# Thread: Related Rates - Circular Plate

1. ## Related Rates - Circular Plate

Question: A thin, circular plate in a boiler is expanding so that its radius is changing 0.01 cm/s. How fast is the area of one face changing when the radius is 5cm?

Here is my working, I'm I on the right track so far?

$A=\pi r^2$

$\frac{dA}{dt}=2\pi r \cdot \frac{dr}{dt}$

$\frac{dA}{dt}= 2\pi (5) \cdot 0.01$

$\frac{dA}{dt}= 0.314$ (this is for 2 plates - is this correct?)

Therefore, $\frac{0.314}{2} = 0.157 cm/s$ (is this correct?)

2. I don't believe you should have divided by 2. You started with the formula of the area of one face of the plate, so your answer is for that one face of the plate, not both.

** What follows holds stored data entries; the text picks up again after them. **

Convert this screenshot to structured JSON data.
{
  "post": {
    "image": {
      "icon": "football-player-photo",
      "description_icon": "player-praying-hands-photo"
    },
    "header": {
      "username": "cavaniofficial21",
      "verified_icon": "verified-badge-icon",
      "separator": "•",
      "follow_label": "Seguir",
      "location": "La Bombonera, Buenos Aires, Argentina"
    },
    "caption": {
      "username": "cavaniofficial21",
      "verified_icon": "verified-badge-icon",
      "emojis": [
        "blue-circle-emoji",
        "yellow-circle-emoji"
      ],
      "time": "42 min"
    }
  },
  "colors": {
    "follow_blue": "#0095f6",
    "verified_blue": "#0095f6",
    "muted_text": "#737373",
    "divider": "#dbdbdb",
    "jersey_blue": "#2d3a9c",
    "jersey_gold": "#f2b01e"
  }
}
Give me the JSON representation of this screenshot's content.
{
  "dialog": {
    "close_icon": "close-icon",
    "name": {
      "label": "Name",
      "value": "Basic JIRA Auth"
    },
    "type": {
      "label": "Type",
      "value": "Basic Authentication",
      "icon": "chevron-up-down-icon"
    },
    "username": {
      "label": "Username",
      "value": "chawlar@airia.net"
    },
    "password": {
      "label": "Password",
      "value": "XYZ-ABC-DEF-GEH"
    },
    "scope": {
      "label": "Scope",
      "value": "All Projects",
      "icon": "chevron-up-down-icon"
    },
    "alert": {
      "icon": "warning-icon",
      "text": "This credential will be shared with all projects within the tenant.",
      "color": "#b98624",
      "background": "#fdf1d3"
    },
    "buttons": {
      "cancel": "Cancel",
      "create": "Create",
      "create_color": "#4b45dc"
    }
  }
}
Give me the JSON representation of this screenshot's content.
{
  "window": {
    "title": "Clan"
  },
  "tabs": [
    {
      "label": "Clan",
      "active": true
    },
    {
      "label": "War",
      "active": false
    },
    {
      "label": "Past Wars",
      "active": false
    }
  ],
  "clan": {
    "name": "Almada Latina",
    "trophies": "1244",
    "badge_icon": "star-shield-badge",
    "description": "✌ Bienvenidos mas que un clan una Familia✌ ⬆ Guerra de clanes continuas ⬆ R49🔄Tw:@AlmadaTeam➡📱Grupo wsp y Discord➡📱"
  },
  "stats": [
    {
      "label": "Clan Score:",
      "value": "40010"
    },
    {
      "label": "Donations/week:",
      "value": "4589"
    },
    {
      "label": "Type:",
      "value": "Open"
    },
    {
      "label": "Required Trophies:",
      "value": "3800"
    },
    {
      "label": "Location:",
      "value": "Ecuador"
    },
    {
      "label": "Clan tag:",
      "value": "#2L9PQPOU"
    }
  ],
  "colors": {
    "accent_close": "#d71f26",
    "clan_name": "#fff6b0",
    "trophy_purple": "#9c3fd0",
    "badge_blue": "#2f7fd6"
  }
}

3. Thanks for the correction NOX, is this correct now?

$A=\pi r^2$

$\frac{dA}{dt}=2\pi r \cdot \frac{dr}{dt}$

$\frac{dA}{dt}= 2\pi (5) \cdot 0.01$

$\frac{dA}{dt}= 0.314$

4. Yes, but keep in mind that $\pi$ is only approximately equal to 3.14. Therefore, your answer is only an approximation (and it would be more accurate to use $\approx$ than $=$ or leave the answer as $\dfrac{\pi}{10}$).

5. Thanks a lot NOX!